Siz nasıl düşünüyorsunuz bilmiyorum, ama İzmir’in Süper Lig’de takımının olmamasını büyük bir talihsizlik olarak görüyorum.

Haberin Devamı

İnciraltı üzerine

“İki EXPO yarışı bitti; hala İnciraltı sorunu çözülmedi” diye yazınca; onlarca mail geldi. Mesajlarda özetle “Orası İzmir’in nefes aldığı yer, yağmalansın istemiyoruz” diyordu. Ben de aksini söylemiyorum zaten... Keşke İzmir’in tamamı yağmalanırken bu tepkiler de dile getirilseydi. Net söylüyorum. İnciraltı yapılaşmaya açılmamalı. Ama bu haliyle de bırakılmamalı. Çünkü çok iyi biliyorum ki bu bölgede arsası olan, vergisini veren ve çok da mağdur olan insanlar var.
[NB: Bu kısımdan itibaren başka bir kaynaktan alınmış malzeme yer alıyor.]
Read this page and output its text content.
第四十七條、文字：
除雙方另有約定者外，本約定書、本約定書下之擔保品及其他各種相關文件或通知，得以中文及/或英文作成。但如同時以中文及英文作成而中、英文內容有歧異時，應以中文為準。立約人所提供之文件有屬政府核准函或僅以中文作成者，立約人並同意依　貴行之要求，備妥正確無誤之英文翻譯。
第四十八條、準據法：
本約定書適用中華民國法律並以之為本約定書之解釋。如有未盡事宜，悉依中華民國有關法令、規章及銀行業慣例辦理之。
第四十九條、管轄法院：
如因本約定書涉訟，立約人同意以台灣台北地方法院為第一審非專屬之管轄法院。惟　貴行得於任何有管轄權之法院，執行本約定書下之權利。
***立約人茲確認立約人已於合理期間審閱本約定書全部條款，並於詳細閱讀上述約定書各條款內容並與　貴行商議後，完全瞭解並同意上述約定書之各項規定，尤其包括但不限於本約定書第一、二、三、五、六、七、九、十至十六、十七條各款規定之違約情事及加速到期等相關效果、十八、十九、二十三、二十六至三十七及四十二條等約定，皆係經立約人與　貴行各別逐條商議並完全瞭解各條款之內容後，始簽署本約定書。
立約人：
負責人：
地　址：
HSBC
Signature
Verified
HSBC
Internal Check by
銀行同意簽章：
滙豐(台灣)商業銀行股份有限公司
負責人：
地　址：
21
Onların talebi de böyle... “İnciraltı korunsun, ama EXPO’nun temasında olduğu gibi burası bir sağlık merkezi olsun. Kentin bu cazibe merkezi korunarak gelişsin” diyorlar. Ben de hak veriyorum.

Haberin Devamı

Her yiğidin yoğurt yiyişi farklı

İzmir Büyükşehir Belediyesi’nde Aziz Kocaoğlu birlikte çalışacağı yeni kadroyu şekillendirmeye başladı. Yeni atanan bazı isimleri tanıyorum, bazılarının isimlerini biliyorum. İzmir kamuoyu da; bu süreci yakından takip ediyor. Duyduğum şu ki; atamalar devam edecek. Aziz Kocaoğlu; daha dinamik, daha hızlı çalışan bir kadro yapmaya çalışacak. Her yiğidin bir yoğurt yiyişi vardır. İzleyip göreceğiz...

Karaburun yolu

Okurlar diyor ki...
“Seçim öncesinde Karaburun yolu için çalışan kamyonların hızı 30 Mart’tan sonra yavaşladı...” Birkaç aydır Karaburun yolundan geçmedim. Ama gidip gelenler böyle diyor. Bakalım yetkililer ne diyecek?